All the ingredients for yet more success you’d think, right?
The problem is that whilst their industry is growing rapidly there is change afoot.
Technology is transforming their landscape, customers have even more choice than before and there is the potential of regulatory change but healthy profit margins are insulating the minds that run the company.
After all if the numbers are good why change?
That is the kind of thinking that can kill a company.
I’m not saying numbers and financials aren’t important. All the usual maxims around cash and cash flow are still relevant but just focusing on the numbers can mask the real threats.
Look at the book market and what Amazon did. Why didn’t the major market leaders think to do what Amazon did? The answer I’d say is that they were too comfortable in their business model, their numbers and the way they did things. They got caught looking the other way and have been playing catch up ever since while Amazon keep pushing the boundaries and adding to their offering.
More recently Zappos has transformed the shoe market. Tony Hsieh, their CEO, isn’t a shoe expert but yet he grabbed the opportunity in the market which was also available to dominant players in the industry. You can order shoes online from Zappos, return them for free and you get rockstar customer service as a bonus. Now compare that to your average High Street experience.

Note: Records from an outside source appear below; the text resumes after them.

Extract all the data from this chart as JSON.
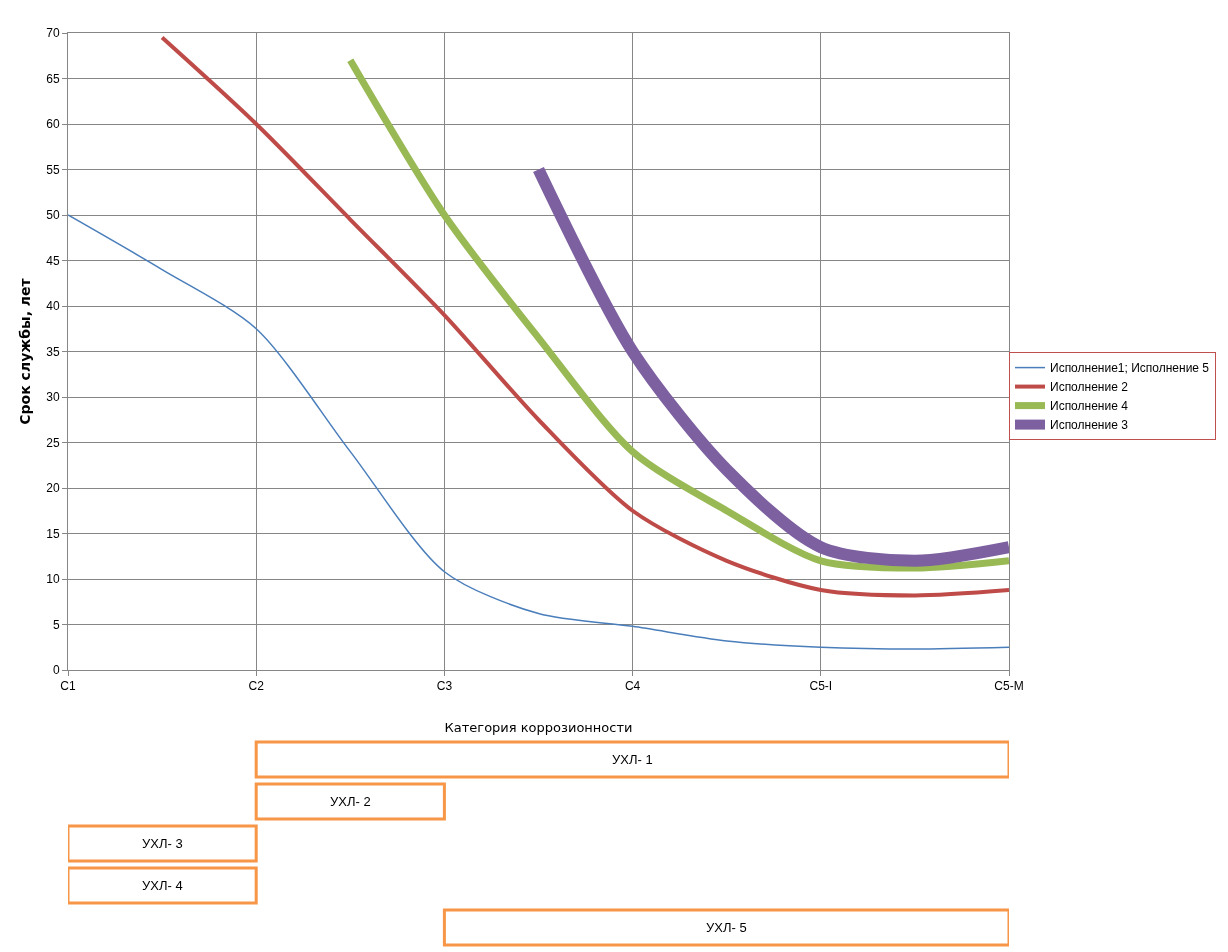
{
  "chart_data": {
    "type": "line",
    "xlabel": "Категория коррозионности",
    "ylabel": "Срок службы, лет",
    "categories": [
      "C1",
      null,
      "C2",
      null,
      "C3",
      null,
      "C4",
      null,
      "C5-I",
      null,
      "C5-M"
    ],
    "ylim": [
      0,
      70
    ],
    "yticks": [
      0,
      5,
      10,
      15,
      20,
      25,
      30,
      35,
      40,
      45,
      50,
      55,
      60,
      65,
      70
    ],
    "grid": true,
    "legend": "right",
    "marker": "none",
    "line_style": "solid",
    "series": [
      {
        "name": "Исполнение1; Исполнение 5",
        "color": "#4a7ebb",
        "values": [
          50,
          44,
          37.5,
          24,
          10.8,
          6.2,
          4.8,
          3.2,
          2.5,
          2.3,
          2.5
        ]
      },
      {
        "name": "Исполнение 2",
        "color": "#be4b48",
        "values": [
          null,
          69.5,
          60,
          49.5,
          39,
          27.5,
          17.5,
          12,
          8.8,
          8.2,
          8.8
        ]
      },
      {
        "name": "Исполнение 4",
        "color": "#98b954",
        "values": [
          null,
          null,
          null,
          67,
          50,
          36.5,
          24,
          17.5,
          12,
          11.2,
          12
        ]
      },
      {
        "name": "Исполнение 3",
        "color": "#7d60a0",
        "values": [
          null,
          null,
          null,
          null,
          null,
          55,
          35,
          22,
          13.5,
          12,
          13.5
        ]
      }
    ],
    "annotations": [
      "УХЛ- 1",
      "УХЛ- 2",
      "УХЛ- 3",
      "УХЛ- 4",
      "УХЛ- 5"
    ]
  }
}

In my own experience I worked for a very successful brand that committed suicide because it got locked into its numbers and ended up chasing its tail. The business was so focused on delivering a number that it became reliant on what turned out to be a toxic business model. It drove out all meaningful creativity and innovation which had made it a leader in the first place and instead transformed itself into an also ran as the market changed and swallowed it whole.
Great organisations know that numbers are just numbers. You can’t afford to rest on your laurels and wrap yourself in the comfort of healthy margins. You have to keep your eyes on what’s happening around.
So, I’d encourage you to take a look into your business.
Do you have any ‘sacred cash cows’ or products that you’ve become over reliant on to drive revenue?
If so, are you thinking about what might happen if all that changes?
Are your numbers hiding something you need to pay attention to?